И.Д. Папанин – начальник Главсевморпути, дважды Герой Советского Союза:
«Радист на зимовке всегда чуть-чуть особенный человек. Через радиста проходит тот главный нерв, что связывает горстку людей с Большой 3емлёй, со страной, с миром…
Эрнст Теодорович Кренкель был мужественным человеком. Он гордился тем, что даже с тонущего «Челюскина» не подал сигнала SOS. В трудные минуты – а наш плавучий лагерь («СП-1») в один прекрасный день оказался на обломке льдины размером 30 × 50 м – Кренкель, бывало, заведёт патефон или предложит сыграть в шахматы.
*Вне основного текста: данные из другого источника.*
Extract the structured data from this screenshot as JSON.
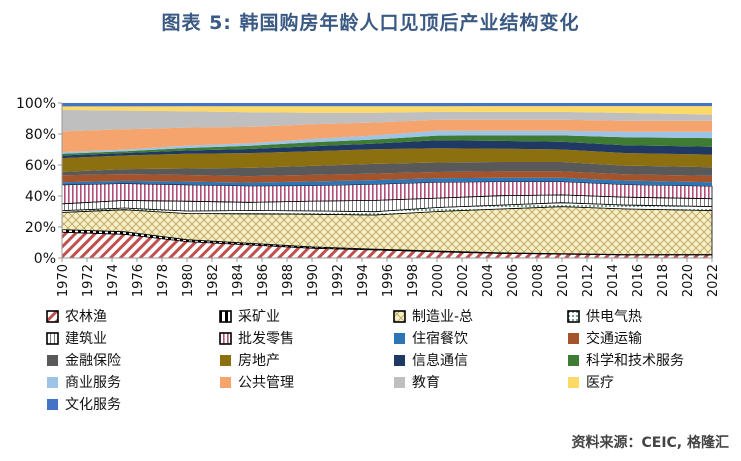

Сколько партий я ему проиграл – не счесть!… Когда трещина прошла буквально рядом с палаткой и срочно надо было из неё выбираться, Кренкель в своём обычном шутливом тоне сказал: «Давайте прежде всего чайку попьём…».
Спасибо судьбе за то, что она подарила нашей четвёрке такого прекрасного и верного товарища, как Эрнст Теодорович Кренкель».
Б.А. Кремер – начальник ряда полярных станций, Почётный полярник:
«Трудно сыскать человека более скромного, более непримиримо относящегося к ложному пафосу и затасканной героике, чем Эрнст Теодорович.
Кто-то разделяет мнение, что он «возвысился на фоне серой массы радистов своего времени». Подобное мнение мало того, что неверно по самой сути, но и умаляет самого Кренкеля. В том-то и состоит подлинная заслуга Эрнста Теодоровича, что даже на таком блестящем фоне, как его знаменитые коллеги, он был, так сказать, «вне конкуренции». Потому что в этом человеке с наибольшей полнотой и выразительностью счастливо совместились все лучшие качества, свойственные каждому из них в отдельности».
В.Г. Лидин – писатель, участник челюскинской эпопеи:
«Эрнст Теодорович Кренкель, несмотря на свою суровую биографию, был человеком лирическим и задушевным, по-детски жадным слушателем, если касалось чьих-нибудь дел или судьбы, и вместе с тем – человеком ироническим; и хотя его ирония была всегда остра, но в своей основе беззлобна. Просто он любил мир со всеми его просторами и красками, любил людей, но не прощал пошлости и обывательщины, – пожалуй, лишь в этих случаях бывал беспощаден в своих характеристиках, и ещё – любил книги».